The specific qualifications of a background in social work help Connie identify holistic solutions to seemingly disparate issues. Because of what she’s learned in her experiences at the housing authority, she confidently states that the school environment is everything. “It’s your work environment,” Connie explains. “Your work environment means so much because you spend a lot of time there — even for the students.” The key is for students to have a hygienically clean environment and an environment cleansed of physical, mental, and emotional risk factors.

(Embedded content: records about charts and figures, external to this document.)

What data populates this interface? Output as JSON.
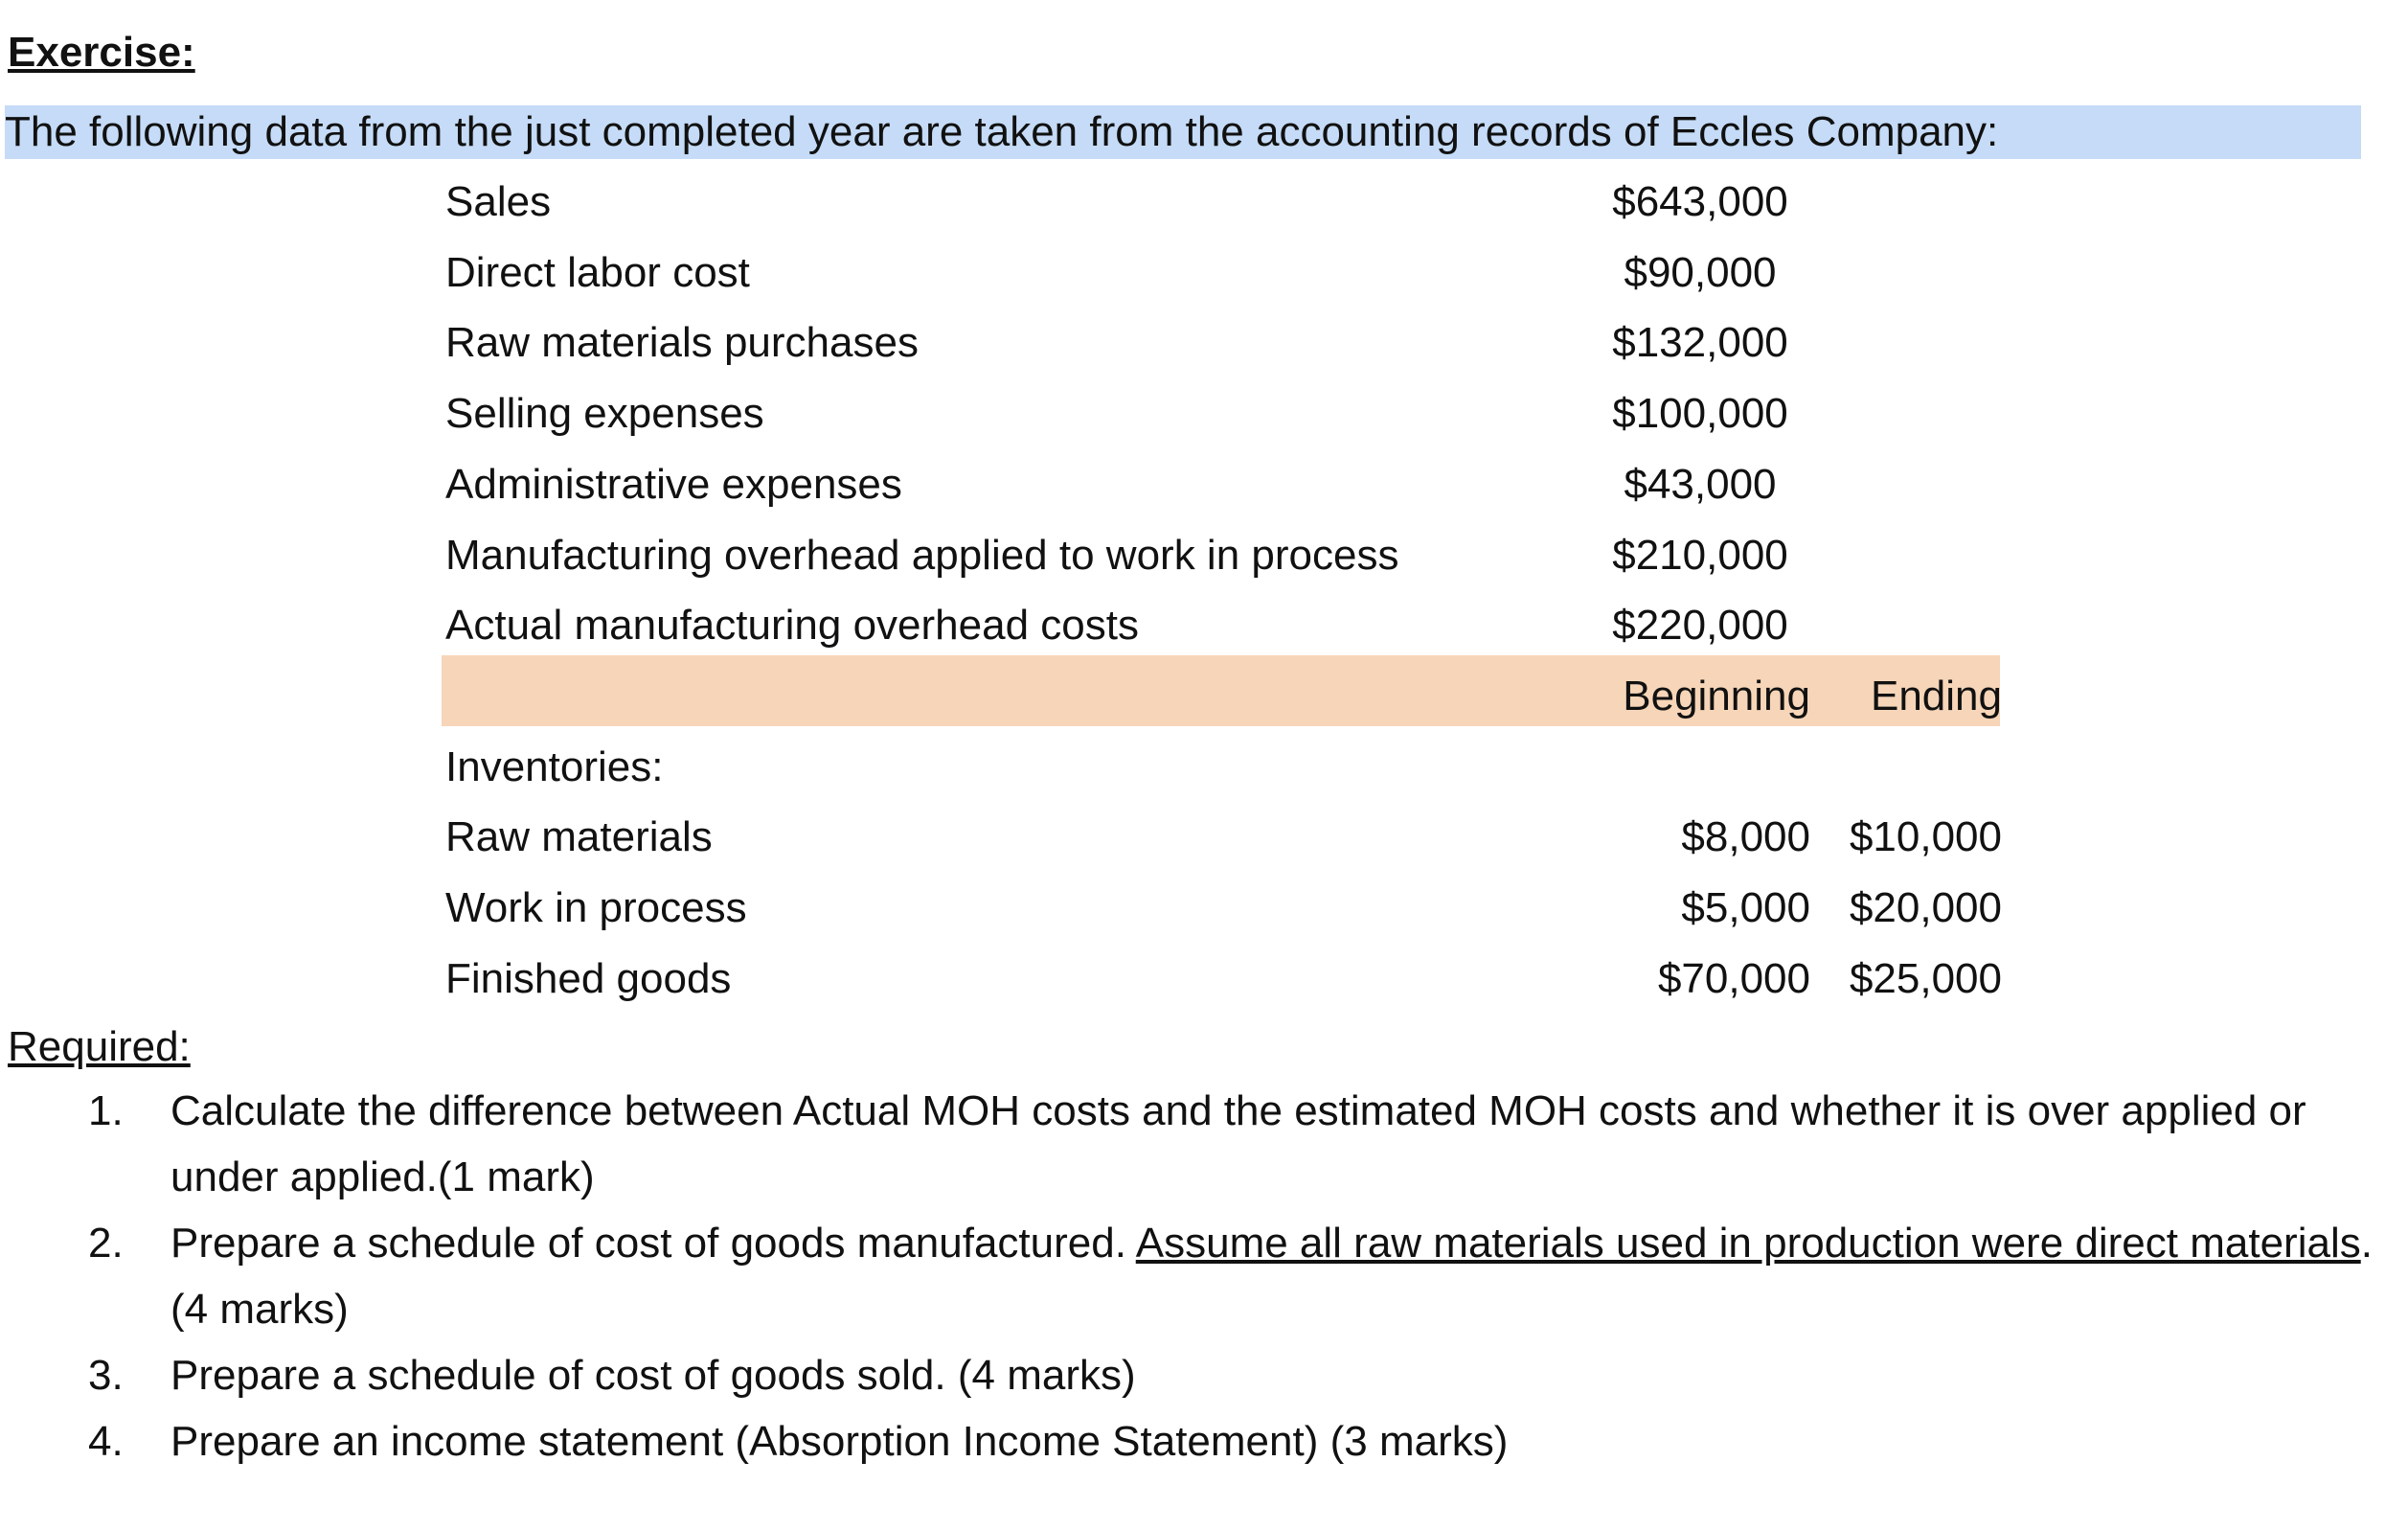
{
  "heading": "Exercise:",
  "intro": "The following data from the just completed year are taken from the accounting records of Eccles Company:",
  "data_table": {
    "rows": [
      [
        "Sales",
        "$643,000"
      ],
      [
        "Direct labor cost",
        "$90,000"
      ],
      [
        "Raw materials purchases",
        "$132,000"
      ],
      [
        "Selling expenses",
        "$100,000"
      ],
      [
        "Administrative expenses",
        "$43,000"
      ],
      [
        "Manufacturing overhead applied to work in process",
        "$210,000"
      ],
      [
        "Actual manufacturing overhead costs",
        "$220,000"
      ]
    ]
  },
  "inventory_table": {
    "header": [
      "Beginning",
      "Ending"
    ],
    "title": "Inventories:",
    "rows": [
      [
        "Raw materials",
        "$8,000",
        "$10,000"
      ],
      [
        "Work in process",
        "$5,000",
        "$20,000"
      ],
      [
        "Finished goods",
        "$70,000",
        "$25,000"
      ]
    ]
  },
  "required": {
    "heading": "Required:",
    "items": [
      {
        "number": "1.",
        "parts": [
          "Calculate the difference between Actual MOH costs and the estimated MOH costs and whether it is over applied or under applied.(1 mark)"
        ]
      },
      {
        "number": "2.",
        "parts": [
          "Prepare a schedule of cost of goods manufactured. ",
          "Assume all raw materials used in production were direct materials",
          ". (4 marks)"
        ]
      },
      {
        "number": "3.",
        "parts": [
          "Prepare a schedule of cost of goods sold. (4 marks)"
        ]
      },
      {
        "number": "4.",
        "parts": [
          "Prepare an income statement (Absorption Income Statement) (3 marks)"
        ]
      }
    ]
  }
}
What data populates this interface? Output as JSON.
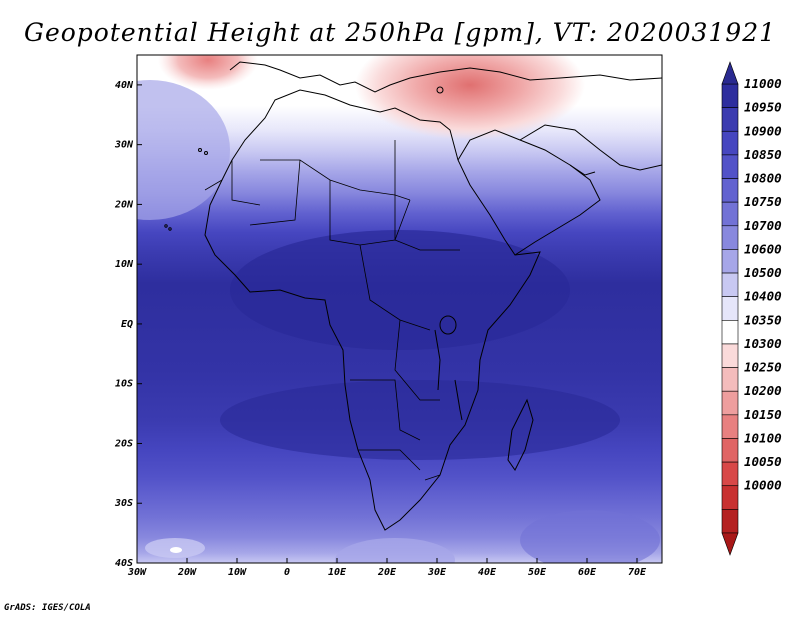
{
  "title": "Geopotential Height at 250hPa [gpm], VT: 2020031921",
  "credit": "GrADS: IGES/COLA",
  "map": {
    "lon_range": [
      -30,
      75
    ],
    "lat_range": [
      -40,
      45
    ],
    "lon_ticks": [
      {
        "value": -30,
        "label": "30W"
      },
      {
        "value": -20,
        "label": "20W"
      },
      {
        "value": -10,
        "label": "10W"
      },
      {
        "value": 0,
        "label": "0"
      },
      {
        "value": 10,
        "label": "10E"
      },
      {
        "value": 20,
        "label": "20E"
      },
      {
        "value": 30,
        "label": "30E"
      },
      {
        "value": 40,
        "label": "40E"
      },
      {
        "value": 50,
        "label": "50E"
      },
      {
        "value": 60,
        "label": "60E"
      },
      {
        "value": 70,
        "label": "70E"
      }
    ],
    "lat_ticks": [
      {
        "value": 40,
        "label": "40N"
      },
      {
        "value": 30,
        "label": "30N"
      },
      {
        "value": 20,
        "label": "20N"
      },
      {
        "value": 10,
        "label": "10N"
      },
      {
        "value": 0,
        "label": "EQ"
      },
      {
        "value": -10,
        "label": "10S"
      },
      {
        "value": -20,
        "label": "20S"
      },
      {
        "value": -30,
        "label": "30S"
      },
      {
        "value": -40,
        "label": "40S"
      }
    ]
  },
  "colorbar": {
    "levels": [
      "11000",
      "10950",
      "10900",
      "10850",
      "10800",
      "10750",
      "10700",
      "10600",
      "10500",
      "10400",
      "10350",
      "10300",
      "10250",
      "10200",
      "10150",
      "10100",
      "10050",
      "10000"
    ],
    "colors": [
      "#2e2e9e",
      "#3b3bb0",
      "#4646c0",
      "#5252c8",
      "#6262d0",
      "#7272d6",
      "#8888de",
      "#a6a6e8",
      "#c8c8f2",
      "#e6e6fa",
      "#ffffff",
      "#fadada",
      "#f4bcbc",
      "#ee9e9e",
      "#e88080",
      "#e06464",
      "#d84848",
      "#c83030",
      "#b42020"
    ]
  }
}
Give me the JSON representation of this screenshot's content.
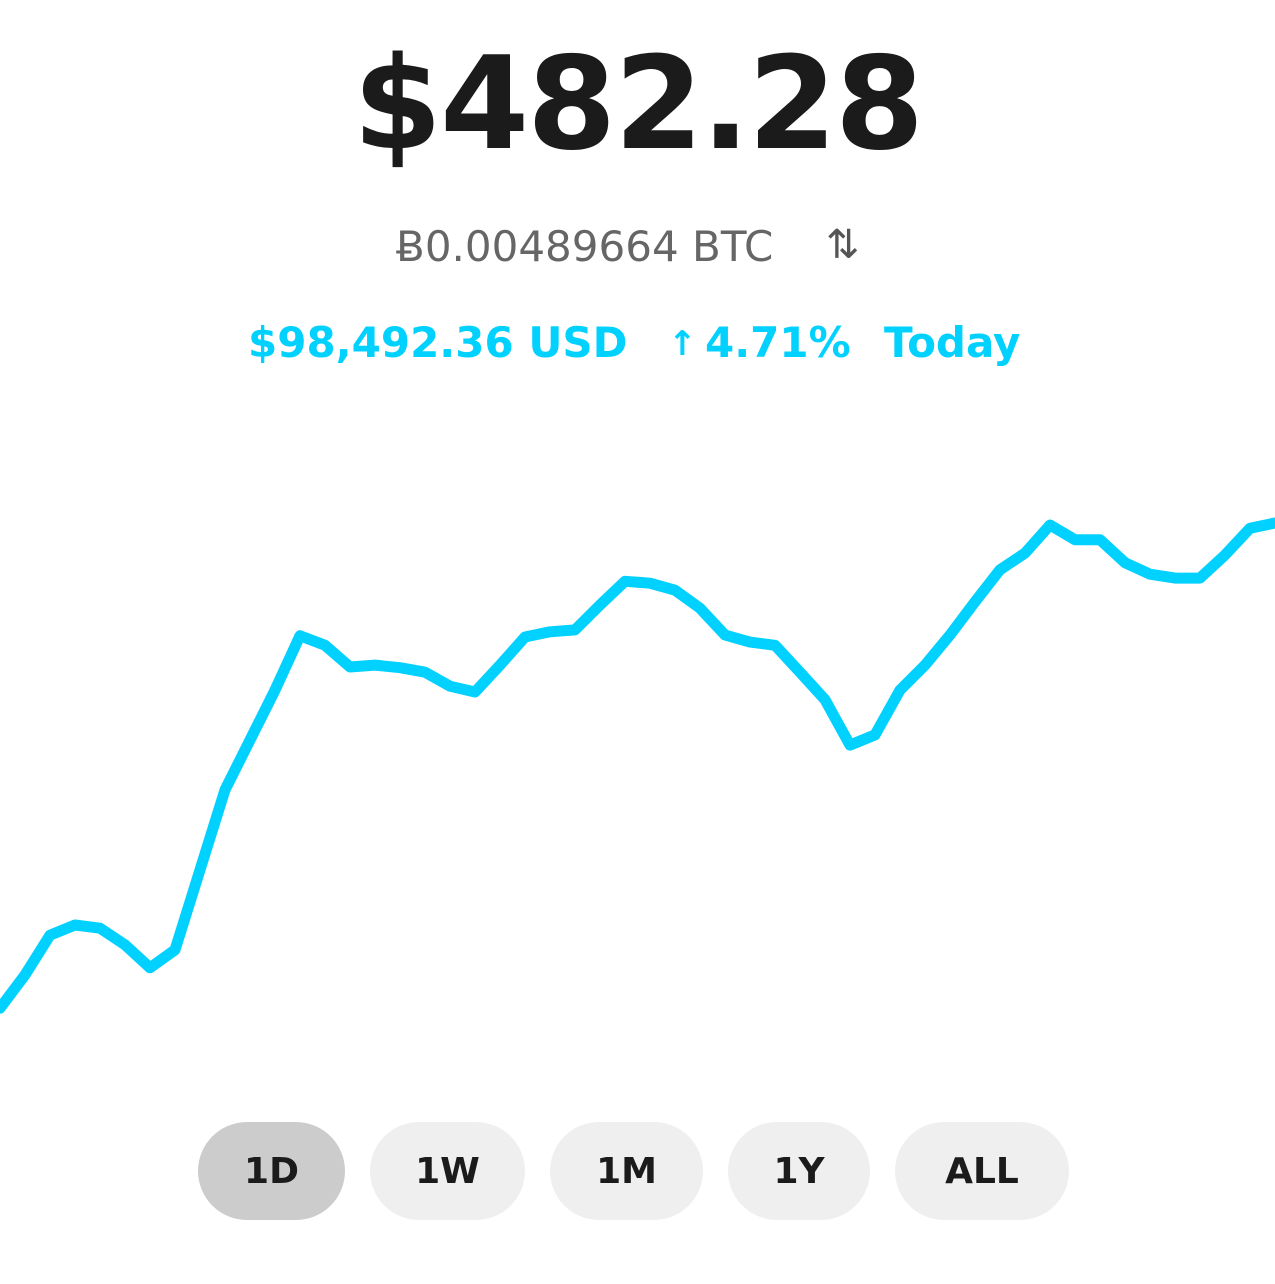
{
  "header": {
    "price": "$482.28",
    "btc_amount": "Ƀ0.00489664 BTC"
  },
  "stats": {
    "usd_price": "$98,492.36 USD",
    "change": "4.71%",
    "period": "Today"
  },
  "chart_data": {
    "type": "line",
    "ylim": [
      0,
      100
    ],
    "series": [
      {
        "color": "#00d1ff",
        "values": [
          8.1,
          13.3,
          19.5,
          21.1,
          20.6,
          18.0,
          14.4,
          17.2,
          29.7,
          42.2,
          50.0,
          57.8,
          66.3,
          64.8,
          61.4,
          61.7,
          61.3,
          60.6,
          58.4,
          57.5,
          61.7,
          66.1,
          66.9,
          67.2,
          71.1,
          74.8,
          74.5,
          73.4,
          70.6,
          66.4,
          65.3,
          64.8,
          60.6,
          56.3,
          49.2,
          50.8,
          57.8,
          61.7,
          66.4,
          71.6,
          76.6,
          79.2,
          83.6,
          81.3,
          81.3,
          77.7,
          75.9,
          75.3,
          75.3,
          78.9,
          83.1,
          83.9
        ]
      }
    ]
  },
  "range_buttons": {
    "options": [
      "1D",
      "1W",
      "1M",
      "1Y",
      "ALL"
    ],
    "selected": "1D"
  }
}
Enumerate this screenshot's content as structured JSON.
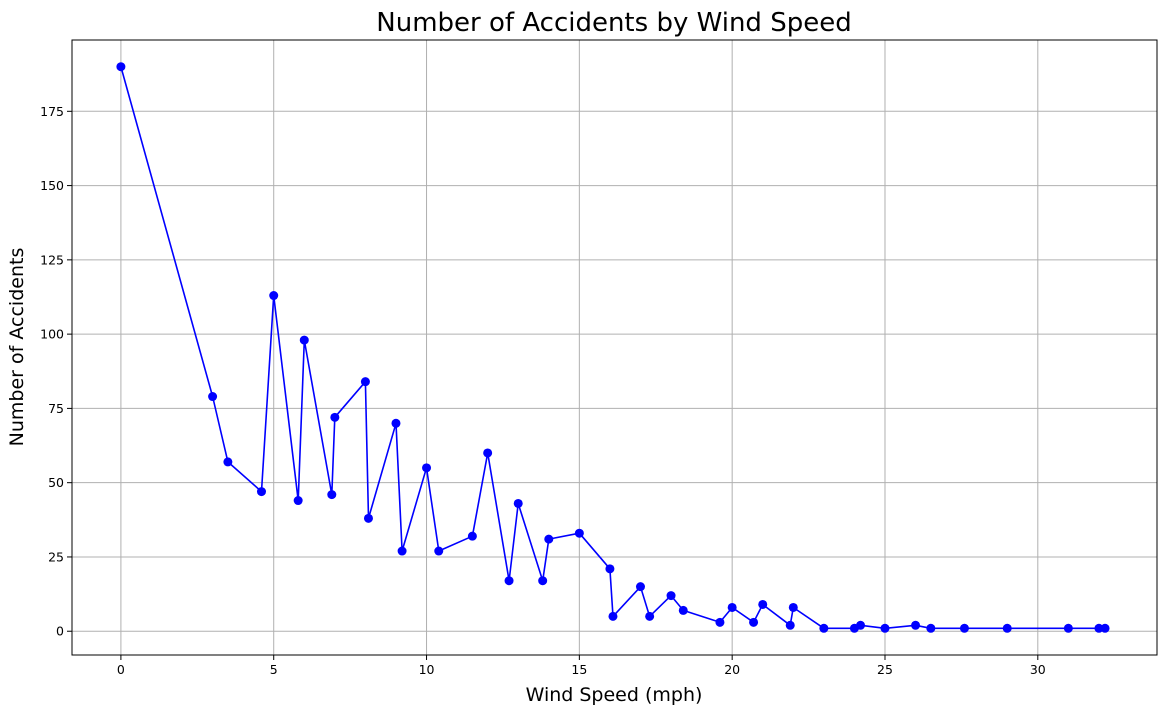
{
  "chart_data": {
    "type": "line",
    "title": "Number of Accidents by Wind Speed",
    "xlabel": "Wind Speed (mph)",
    "ylabel": "Number of Accidents",
    "xlim": [
      -1.6,
      33.9
    ],
    "ylim": [
      -8,
      199
    ],
    "xticks": [
      0,
      5,
      10,
      15,
      20,
      25,
      30
    ],
    "yticks": [
      0,
      25,
      50,
      75,
      100,
      125,
      150,
      175
    ],
    "grid": true,
    "color": "#0000ff",
    "series": [
      {
        "x": [
          0,
          3,
          3.5,
          4.6,
          5,
          5.8,
          6,
          6.9,
          7,
          8,
          8.1,
          9,
          9.2,
          10,
          10.4,
          11.5,
          12,
          12.7,
          13,
          13.8,
          14,
          15,
          16,
          16.1,
          17,
          17.3,
          18,
          18.4,
          19.6,
          20,
          20.7,
          21,
          21.9,
          22,
          23,
          24,
          24.2,
          25,
          26,
          26.5,
          27.6,
          29,
          31,
          32,
          32.2
        ],
        "y": [
          190,
          79,
          57,
          47,
          113,
          44,
          98,
          46,
          72,
          84,
          38,
          70,
          27,
          55,
          27,
          32,
          60,
          17,
          43,
          17,
          31,
          33,
          21,
          5,
          15,
          5,
          12,
          7,
          3,
          8,
          3,
          9,
          2,
          8,
          1,
          1,
          2,
          1,
          2,
          1,
          1,
          1,
          1,
          1,
          1
        ]
      }
    ]
  }
}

Big picture, Connie would like to see more student talent — athletic and academic — leave here and go on to Division I schools and other four-year colleges and universities. “Why do we not have more of our young men and young women who play as athletes at these four-year schools?” she asks because she knows the people who walk these halls and is deeply aware of their capabilities. Education plays a crucial role in shaping these trajectories. Though the four-year university track has become more difficult to attain in recent years for some student populations, the challenges of the application and scholarship process are symbolic of the stuff through which we all must trudge, Connie reminds us. “You have to go through these life challenges,” she emphasizes. “I tell my kids now, as they’re starting to experience life, paying their own way; it gets tough.” Overcoming these challenges, Connie believes, is part of what makes us better people in the end. We are, after all, defined by the halls we walk and the experiences we claim as uniquely ours.